"
MISS SPAULDING: "Oh, yes, you will, Ethel!"
MISS REED: "No, I shall not. If he wishes me to listen he must
begin by humbling himself in the dust--yes, the dust, Nettie! I
won't take anything short of it. I insist that he shall realize that
I have suffered."
MISS SPAULDING: "Perhaps he has suffered too!"
MISS REED: "Oh, HE suffered!"
MISS SPAULDING: "You know that he was perfectly devoted to you."
MISS REED: "He never said so."
MISS SPAULDING: "Perhaps he didn't dare."
MISS REED: "He dared to be very insolent to me."
MISS SPAULDING: "And you know you liked him very much."
MISS REED: "I won't let you say that, Nettie Spaulding. I DIDN'T
like him. I respected and admired him; but I didn't LIKE him. He
will come near me; but if he does he has to begin by--by--Let me see,
what shall I make him begin by doing?" She casts up her eyes for
inspiration while she leans forward over the register. "Yes, I will!
He has got to begin by taking that money!"

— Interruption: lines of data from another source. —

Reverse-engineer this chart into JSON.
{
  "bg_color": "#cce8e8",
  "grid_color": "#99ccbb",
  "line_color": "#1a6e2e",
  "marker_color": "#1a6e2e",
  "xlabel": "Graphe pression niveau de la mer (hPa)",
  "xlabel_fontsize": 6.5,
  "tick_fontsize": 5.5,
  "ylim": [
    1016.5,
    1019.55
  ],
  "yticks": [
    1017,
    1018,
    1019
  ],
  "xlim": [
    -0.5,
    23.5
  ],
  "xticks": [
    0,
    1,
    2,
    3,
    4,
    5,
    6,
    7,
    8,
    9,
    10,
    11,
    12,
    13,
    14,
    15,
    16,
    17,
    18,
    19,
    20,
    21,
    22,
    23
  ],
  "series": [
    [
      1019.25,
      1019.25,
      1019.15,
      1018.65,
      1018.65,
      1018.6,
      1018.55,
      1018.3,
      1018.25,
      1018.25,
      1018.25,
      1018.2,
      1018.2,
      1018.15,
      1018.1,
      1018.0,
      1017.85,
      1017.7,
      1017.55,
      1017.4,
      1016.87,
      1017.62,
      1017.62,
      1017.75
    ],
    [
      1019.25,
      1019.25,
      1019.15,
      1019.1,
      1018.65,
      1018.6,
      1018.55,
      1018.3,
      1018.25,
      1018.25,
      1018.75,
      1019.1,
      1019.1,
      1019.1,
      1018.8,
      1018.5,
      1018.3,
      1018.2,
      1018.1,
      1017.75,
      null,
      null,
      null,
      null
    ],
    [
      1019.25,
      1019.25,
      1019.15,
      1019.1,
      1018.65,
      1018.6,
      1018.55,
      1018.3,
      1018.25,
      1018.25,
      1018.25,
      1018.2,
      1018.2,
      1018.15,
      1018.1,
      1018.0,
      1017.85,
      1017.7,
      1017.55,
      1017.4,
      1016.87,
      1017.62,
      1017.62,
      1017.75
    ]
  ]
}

MISS SPAULDING: "Ethel, you wouldn't put that affront upon a
sensitive and high-spirited man!"
MISS REED: "Wouldn't I? You wait and SEE, Miss Spaulding! He shall
take the money, and he shall sign a receipt for it. I'll draw up the
receipt now, so as to have it ready, and I shall ask him to sign it
the very moment he enters this door--the very instant!" She takes a
portfolio from the table near her, without rising, and writes:
"'Received from Miss Ethel Reed one hundred and twenty-five dollars,
in full, for twenty-five lessons in oil-painting.